Rowaq Arabi publishes contributions on themes including but not limited to:

  • Analysis of the role, effectiveness, and status of human rights organizations in the context of the historical development of societies in Arab countries, their struggle to keep pace with modernity and overcome “backwardness,” and the repercussions of this on the social and political role of the rights movement.
  • Understanding and analysis of strategies of human rights movements, their historical development, and their diverse responses to political crises and communal conflicts.
  • Critical engagement with religious and cultural heritage, understandings of its various currents and their contribution to indigenizing human rights values, and study of the impact of religious discourses on their application.
  • Developments in the stances of political forces, including political Islam, on human rights values, as evidenced by their programs and practices.
  • Comparative legal studies and the analysis of developments in constitutional law and jurisprudence with respect to human rights.
  • Analysis of the evolving status of human rights in negotiations for conflict resolution in the Arab region.
  • Analysis of obstacles in the process of democratic transition and the protection of human rights in the framework of democratization.

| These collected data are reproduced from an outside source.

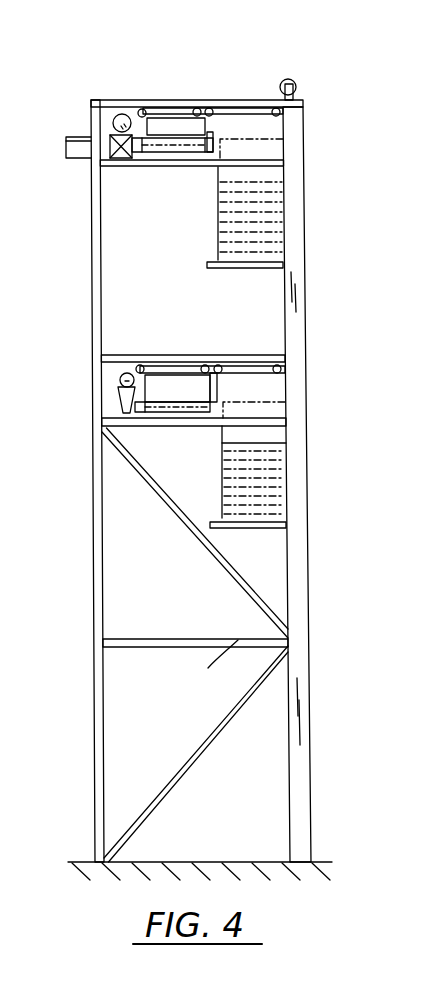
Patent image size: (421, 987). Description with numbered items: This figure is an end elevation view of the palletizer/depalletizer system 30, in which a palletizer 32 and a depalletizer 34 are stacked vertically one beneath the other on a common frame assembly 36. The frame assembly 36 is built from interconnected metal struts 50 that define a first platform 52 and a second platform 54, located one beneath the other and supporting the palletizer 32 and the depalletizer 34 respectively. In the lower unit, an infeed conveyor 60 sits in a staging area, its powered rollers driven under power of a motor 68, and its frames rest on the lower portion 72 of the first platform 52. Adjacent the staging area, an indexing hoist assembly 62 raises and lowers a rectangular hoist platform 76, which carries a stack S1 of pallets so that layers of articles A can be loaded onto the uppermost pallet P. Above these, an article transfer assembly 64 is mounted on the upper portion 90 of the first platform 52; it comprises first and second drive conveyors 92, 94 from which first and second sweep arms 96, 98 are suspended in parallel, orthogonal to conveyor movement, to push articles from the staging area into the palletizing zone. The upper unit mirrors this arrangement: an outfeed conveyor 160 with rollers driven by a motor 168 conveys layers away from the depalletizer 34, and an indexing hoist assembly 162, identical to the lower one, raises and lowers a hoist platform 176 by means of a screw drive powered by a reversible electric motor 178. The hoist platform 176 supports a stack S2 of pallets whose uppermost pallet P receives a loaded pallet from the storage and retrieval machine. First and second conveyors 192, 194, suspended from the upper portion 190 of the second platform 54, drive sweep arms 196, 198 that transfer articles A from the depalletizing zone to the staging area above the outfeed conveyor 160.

The palletizer/depalletizer system 30 is at (387, 107).
The palletizer 32 is at (106, 402).
The depalletizer 34 is at (98, 125).
The frame assembly 36 is at (94, 721).
The metal struts 50 is at (250, 689).
The first platform 52 is at (213, 350).
The second platform 54 is at (201, 98).
The infeed conveyor 60 is at (186, 414).
The indexing hoist assembly 62 is at (256, 534).
The article transfer assembly 64 is at (265, 356).
The motor 68 is at (119, 380).
The lower portion of the first platform 72 is at (130, 427).
The hoist platform 76 is at (216, 528).
The upper portion of the first platform 90 is at (112, 354).
The first drive conveyor 92 is at (179, 363).
The second drive conveyor 94 is at (241, 358).
The first sweep arm 96 is at (141, 364).
The second sweep arm 98 is at (215, 395).
The outfeed conveyor 160 is at (168, 150).
The indexing hoist assembly 162 is at (253, 271).
The motor 168 is at (118, 119).
The hoist platform 176 is at (207, 265).
The reversible electric motor 178 is at (297, 83).
The upper portion of the second support platform 190 is at (152, 103).
The first conveyor 192 is at (146, 112).
The second conveyor 194 is at (263, 112).
The sweep arm 196 is at (132, 134).
The sweep arm 198 is at (206, 125).
The articles A is at (170, 122).
The pallet P is at (273, 223).
The stack of pallets S1 is at (270, 518).
The stack of pallets S2 is at (270, 262).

  • Analysis and understandings of the roots of bigotry and political and religious violence.
  • Understanding of the political, social, and cultural backgrounds for the recognition and protection of human rights on the national level, including the struggle for economic, social, and cultural rights, women’s rights, and minority rights.
  • Obstacles to the management of religious, cultural, and ethnic diversity in the Arab region.
  • Analysis of the evolving status of human rights in strategies and discourses of social and protest movements.
  • Analysis of the scope and evolving interest of literature, film, and arts in human rights values and issues in the Arab region.
  • Analysis of developments in the status of human rights in international relations and the international order.